Em reunião ordinária nesta quarta-feira (18), o corregedor da Comissão de Ética da Assembleia Legislativa, deputado Miki Breier (PSB), solicitou o arquivamento da representação do PMDB de Tapejara contra o deputado Gilmar Sossella (PDT), referente à suposta compra de votos nas últimas eleições municipais. Conforme Breier, as provas apresentadas não são suficientes para a abertura de um processo.
"O papel da corregedoria quando recebe qualquer denúncia contra qualquer deputado, é avaliar, primeiramente, as provas de uma eventual acusação que poderá vir a se tornar um processo de apuração ética. Nesse caso, havia duas denúncias. Nós entendemos que as duas estão descaracterizadas e não justificam a abertura de um processo", disse.
Uma das gravações não foi aceita pelo corregedor por ter sido obtida de forma ilícita, sem o conhecimento do parlamentar. A outra, conforme Breier, não configura uma possível tentativa de compra de votos, mas uma negociação de apoio à candidatura referente ao trabalho de um cabo eleitoral. "O deputado Sossella não era candidato, ele estava apoiando uma frente.

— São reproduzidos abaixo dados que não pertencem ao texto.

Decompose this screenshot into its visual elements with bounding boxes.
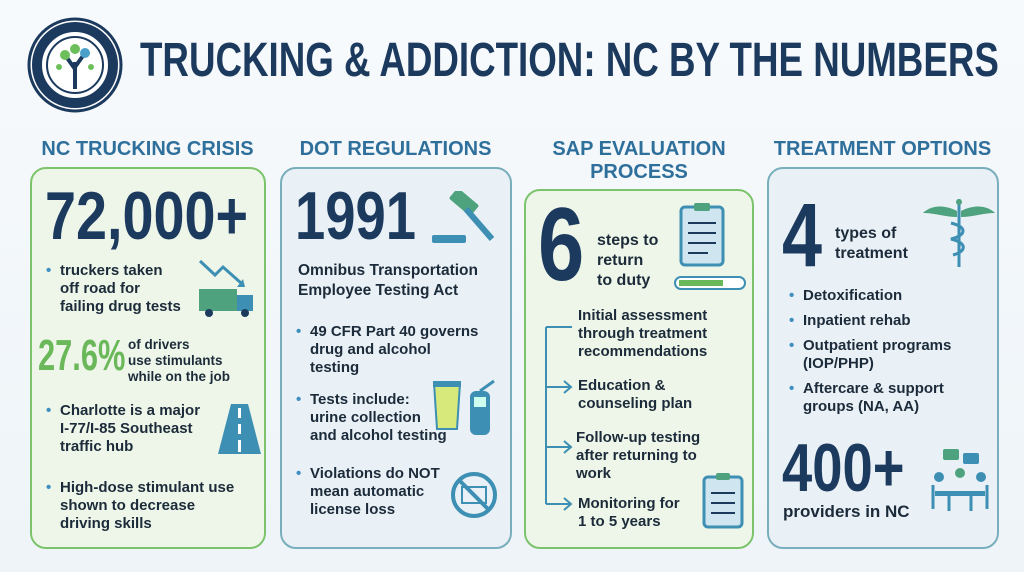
text: tests include: urine collection [310, 409, 421, 426]
text: Charlotte: Charlotte is a major [60, 402, 200, 419]
text: tests include: and alcohol testing [310, 427, 447, 444]
text: high-dose [46, 479, 234, 532]
text: truckers: truckers taken [60, 262, 163, 279]
panel: NC trucking crisis [30, 167, 266, 549]
text: high-dose: shown to decrease [60, 497, 195, 514]
heading: SAP evaluation process [552, 138, 726, 183]
text: stimulants [128, 337, 230, 384]
icon: no license [451, 472, 497, 518]
big number 72,000+: 72,000+ [45, 178, 248, 254]
text: violations: license loss [310, 501, 395, 518]
text: tests include: Tests include: [310, 391, 410, 408]
text: stimulants: while on the job [128, 369, 230, 384]
text: violations: Violations do NOT [310, 465, 440, 482]
text: types of treatment [835, 225, 908, 262]
list: treatment types: Inpatient rehab [803, 312, 911, 329]
list: treatment types [790, 287, 951, 415]
big number 6: 6 [538, 187, 584, 303]
icon: caduceus [923, 199, 995, 267]
icon: truck with down arrow [199, 260, 253, 317]
text: 49 CFR: drug and alcohol [310, 341, 431, 358]
heading: SAP evaluation process: SAP EVALUATION [552, 138, 726, 160]
title: TRUCKING & ADDICTION: NC BY THE NUMBERS [140, 34, 999, 87]
text: truckers: failing drug tests [60, 298, 181, 315]
step 4: Monitoring for [578, 495, 680, 512]
list: treatment types: groups (NA, AA) [803, 398, 919, 415]
step 1: Initial assessment [578, 307, 707, 324]
text: stimulants: use stimulants [128, 353, 223, 368]
panel: SAP evaluation [524, 189, 754, 549]
text: steps to return: return [597, 252, 643, 269]
list: treatment types: Aftercare & support [803, 380, 944, 397]
step 1: recommendations [578, 343, 707, 360]
heading: NC trucking crisis: NC TRUCKING CRISIS [41, 138, 254, 160]
big number 1991: 1991 [295, 178, 416, 254]
icon: highway [218, 404, 261, 454]
logo [28, 18, 122, 112]
text: steps to return: to duty [597, 272, 650, 289]
text: Charlotte [46, 402, 200, 455]
text: steps to return: steps to [597, 232, 658, 249]
step 2: Education & [578, 377, 666, 394]
text: truckers: off road for [60, 280, 140, 297]
big number 4: 4 [782, 186, 822, 286]
list: treatment types: Detoxification [803, 287, 902, 304]
text: Omnibus act: Employee Testing Act [298, 282, 458, 299]
text: steps to return [597, 232, 658, 289]
big number 27.6%: 27.6% [38, 331, 125, 380]
heading: SAP evaluation process: PROCESS [590, 161, 688, 183]
text: 49 CFR [296, 323, 478, 376]
step 2: counseling plan [578, 395, 692, 412]
list: treatment types: Outpatient programs [803, 337, 951, 354]
step 3: work [576, 465, 611, 482]
text: providers: providers in NC [783, 502, 910, 521]
step 2 [578, 377, 692, 412]
text: high-dose: High-dose stimulant use [60, 479, 234, 496]
text: violations [296, 465, 440, 518]
step 4 [578, 495, 680, 530]
panel: DOT regulations [280, 167, 512, 549]
process steps [545, 307, 708, 530]
panel: treatment options [767, 167, 999, 549]
icon: clipboard with progress bar [674, 203, 746, 290]
text: high-dose: driving skills [60, 515, 152, 532]
step 1 [578, 307, 708, 360]
icon: clipboard [702, 473, 744, 528]
icon: support group [932, 449, 988, 511]
icon: gavel [432, 191, 494, 243]
text: 49 CFR: 49 CFR Part 40 governs [310, 323, 478, 340]
step 3: Follow-up testing [576, 429, 700, 446]
icon: test cup and breathalyzer [432, 380, 495, 435]
text: Charlotte: I-77/I-85 Southeast [60, 420, 193, 437]
step 4: 1 to 5 years [578, 513, 661, 530]
text: violations: mean automatic [310, 483, 424, 500]
text: 49 CFR: testing [310, 359, 359, 376]
text: Omnibus act: Omnibus Transportation [298, 262, 478, 279]
step 1: through treatment [578, 325, 707, 342]
step 3 [576, 429, 700, 482]
heading: DOT regulations: DOT REGULATIONS [300, 138, 491, 160]
text: tests include [296, 391, 447, 444]
text: stimulants: of drivers [128, 337, 190, 352]
list: treatment types: (IOP/PHP) [803, 355, 874, 372]
big number 400+: 400+ [782, 430, 905, 506]
text: Charlotte: traffic hub [60, 438, 133, 455]
step 3: after returning to [576, 447, 697, 464]
text: types of treatment: types of [835, 225, 896, 242]
heading: treatment options: TREATMENT OPTIONS [774, 138, 991, 160]
text: Omnibus act [298, 262, 478, 299]
text: types of treatment: treatment [835, 245, 908, 262]
text: truckers [46, 262, 181, 315]
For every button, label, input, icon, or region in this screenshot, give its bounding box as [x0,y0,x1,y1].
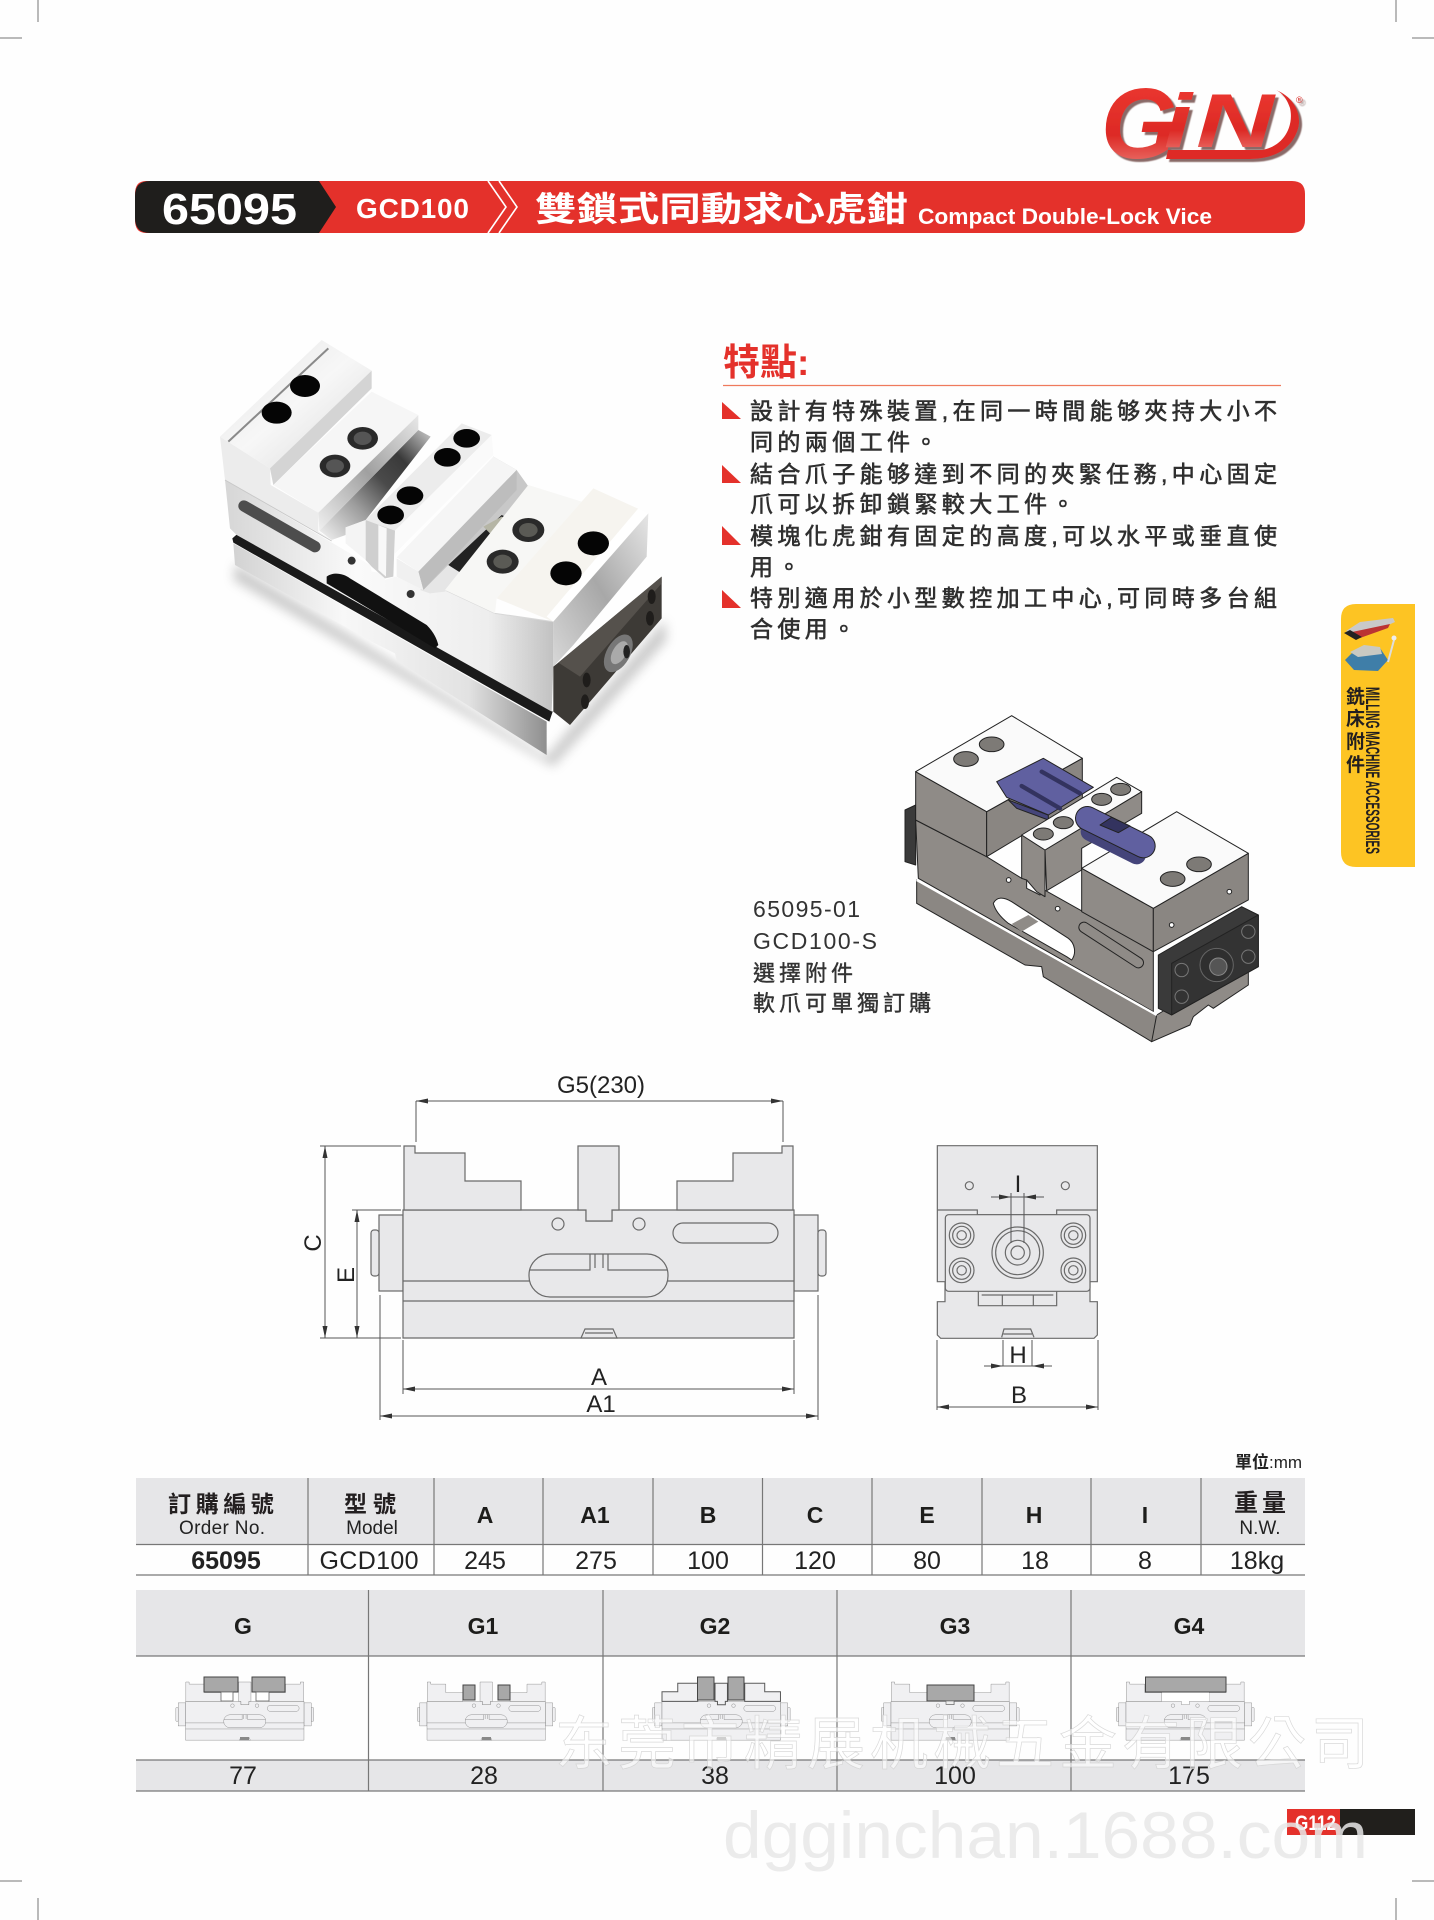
dimension B: B [1011,1382,1027,1409]
dimension G5 [416,1072,783,1142]
table header row: Model [346,1518,398,1539]
purple soft jaw 1 [1008,800,1048,820]
right end plate [1158,907,1258,1015]
table header row: I [1142,1502,1148,1528]
thumbnail G [176,1677,314,1740]
english title: Compact Double-Lock Vice [918,204,1212,229]
dimension A: A [591,1364,607,1391]
capacity values: 28 [470,1762,498,1790]
sidebar english label: MILLING MACHINE ACCESSORIES [1361,687,1382,854]
capacity values: 38 [701,1762,729,1790]
right block [1082,868,1153,952]
table header row: N.W. [1239,1518,1281,1539]
logo: GIN brand [1101,68,1303,180]
sidebar chinese label: 床 [1346,707,1365,730]
table data row [191,1547,1284,1575]
bullet 1 [722,398,1281,457]
bullet 1: 設計有特殊裝置,在同一時間能够夾持大小不 [750,398,1281,424]
thumbnail G4 [1116,1677,1254,1740]
table data row: 275 [575,1547,617,1575]
body plate [916,820,1153,1012]
accessory label [753,896,935,1016]
watermark: company name: 东莞市精展机械五金有限公司 [555,1697,1374,1781]
center jaw [1045,792,1142,891]
base [917,880,1157,1042]
capacity labels: G4 [1174,1613,1205,1639]
bullet 1: 同的兩個工件。 [750,423,942,457]
logo: GIN brand: N [1196,79,1277,164]
specification table [136,1478,1305,1575]
table data row: 65095 [191,1547,261,1575]
base block [233,543,547,755]
left end plate [905,805,916,865]
dimension E: E [333,1267,360,1283]
thumbnail G2 [652,1677,790,1740]
table data row: GCD100 [320,1547,418,1575]
bullet 3: 模塊化虎鉗有固定的高度,可以水平或垂直使 [750,523,1281,549]
bullet 4: 特別適用於小型數控加工中心,可同時多台組 [750,585,1281,611]
model: GCD100 [356,193,469,224]
side view vice [937,1146,1097,1338]
left block [916,772,987,857]
table data row: 245 [464,1547,506,1575]
capacity labels: G [234,1613,252,1639]
accessory label: GCD100-S [753,928,877,954]
accessory label: 65095-01 [753,896,860,922]
table header row: C [807,1502,823,1528]
capacity values: 100 [934,1762,976,1790]
bullet 3 [722,523,1281,582]
page number tag: G112 [1295,1812,1336,1835]
sidebar tab: milling machine accessories [1341,604,1415,867]
black order number tab [135,181,336,233]
product photo: vice [220,340,667,767]
watermark: url: dgginchan.1688.com [723,1798,1368,1872]
table data row: 8 [1138,1547,1152,1575]
table header row: 型號 [344,1491,402,1517]
capacity labels: G1 [468,1613,499,1639]
table data row: 80 [913,1547,941,1575]
dimension G5: G5(230) [557,1072,645,1099]
capacity labels: G2 [700,1613,730,1639]
side view technical drawing [937,1146,1098,1410]
table header row: H [1026,1502,1042,1528]
table data row: 100 [687,1547,729,1575]
dimension H [984,1340,1052,1369]
bullet 2: 爪可以拆卸鎖緊較大工件。 [750,485,1079,519]
table header row: B [700,1502,716,1528]
dimension B [937,1340,1098,1410]
logo: GIN brand: i [1164,79,1194,164]
bullet 4: 合使用。 [750,610,860,644]
dimension C: C [300,1234,327,1252]
sidebar chinese label: 附 [1346,731,1365,753]
purple soft jaw 2 [1090,832,1137,855]
dimension A1 [380,1295,818,1420]
jaw capacity table [136,1590,1305,1791]
bullet 2 [722,461,1281,519]
table data row: 18 [1021,1547,1049,1575]
chevrons [488,181,517,233]
table header row: Order No. [179,1518,265,1539]
inner mechanism [420,565,467,593]
dimension E [333,1210,401,1338]
dimension H: H [1009,1342,1027,1369]
front view technical drawing [300,1072,826,1420]
unit note: 單位:mm [1235,1452,1302,1472]
page number tag [1287,1809,1415,1835]
icon: small vice bottom [1345,636,1396,671]
capacity labels: G3 [940,1613,970,1639]
table header row: A [477,1502,493,1528]
logo: GIN brand: G [1101,68,1177,180]
table header row: A1 [580,1502,610,1528]
bullet 3: 用。 [750,548,805,582]
icon: small vice top [1344,618,1395,640]
thumbnail G3 [881,1682,1019,1740]
bullet 2: 結合爪子能够達到不同的夾緊任務,中心固定 [750,461,1281,487]
capacity values: 175 [1168,1762,1210,1790]
table header row: 重量 [1234,1490,1290,1517]
end plate [553,577,662,725]
front view vice body [371,1146,826,1338]
sidebar chinese label: 銑 [1346,685,1365,708]
features heading: 特點: [723,342,809,383]
chinese title: 雙鎖式同動求心虎鉗 [535,191,908,229]
dimension C [300,1146,401,1338]
sidebar chinese label [1346,685,1365,776]
table header row: 訂購編號 [168,1491,278,1517]
dimension I [991,1171,1044,1243]
accessory label: 軟爪可單獨訂購 [753,991,935,1016]
center jaw [366,423,492,531]
center jaw step [397,457,517,572]
table data row: 18kg [1230,1547,1284,1575]
capacity values [229,1762,1210,1790]
dimension A [403,1340,794,1394]
table data row: 120 [794,1547,836,1575]
logo: GIN brand: ® [1296,95,1303,105]
capacity labels [234,1613,1205,1639]
thumbnail G1 [417,1682,555,1740]
CAD drawing with soft jaws [905,716,1258,1042]
order number: 65095 [162,185,297,234]
sidebar chinese label: 件 [1346,754,1365,776]
dimension I: I [1015,1171,1021,1198]
accessory label: 選擇附件 [753,961,857,986]
title banner [135,181,1305,234]
right jaw [445,485,582,613]
capacity values: 77 [229,1762,257,1790]
body plate [225,480,553,712]
left jaw [220,437,332,540]
features panel [722,342,1281,644]
dimension A1: A1 [586,1391,616,1418]
table header row: E [919,1502,935,1528]
bullet 4 [722,585,1281,644]
table header row [168,1490,1290,1539]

E o fato de oferecer combustível não significa crime. Sabemos que isso, posteriormente, poderia estar na prestação de contas do candidato", explicou.
Prazos
Conforme o presidente da Comissão de Ética, deputado Alberto Oliveira (PMDB), os requerentes tem cinco dias úteis para apresentarem recurso contra a deliberação, após receberem a comunicação. "O regimento dá um prazo ao requerente para solicitar revisão do processo. Após isso, se nada ocorrer, o processo será definitivamente arquivado. Se ocorrer uma solicitação de ação por parte do requerente, no prazo de 30 dias, daremos uma definição sobre esse assunto", explicou Oliveira.
O parlamentar também acrescenta que o caso já foi julgado pelo Poder Judiciário. "Esse assunto já foi julgado pela instância local como improcedente, por ser uma discussão local , num momento eleitoral, sem provas contra o deputado", afirmou.
Defesa
O deputado Gilmar Sossella (PDT) classificou como "briga local" o pedido de processo contra ele na Comissão de Ética. "Os requerentes trouxeram parte da informação: deixaram de juntar a sentença emitida em Tapejara, na qual fui absolvido. A Justiça remeteu ao Procurador-geral, que entendeu que não havia crime no âmbito do Ministério Público Estadual. Assim, remeteu à Justiça Eleitoral. Sempre estaremos à disposição para maiores esclarecimentos", afirmou.
Presenças
Também acompanharam a reunião os deputados Gerson Burmann (PDT), Zilá Breitenbach (PSDB), Paulo Odone (PPS), Kalil Sehbe (PDT), Francisco Appio (PP), José Sperotto (DEM) e Raul Carrion (PCdoB).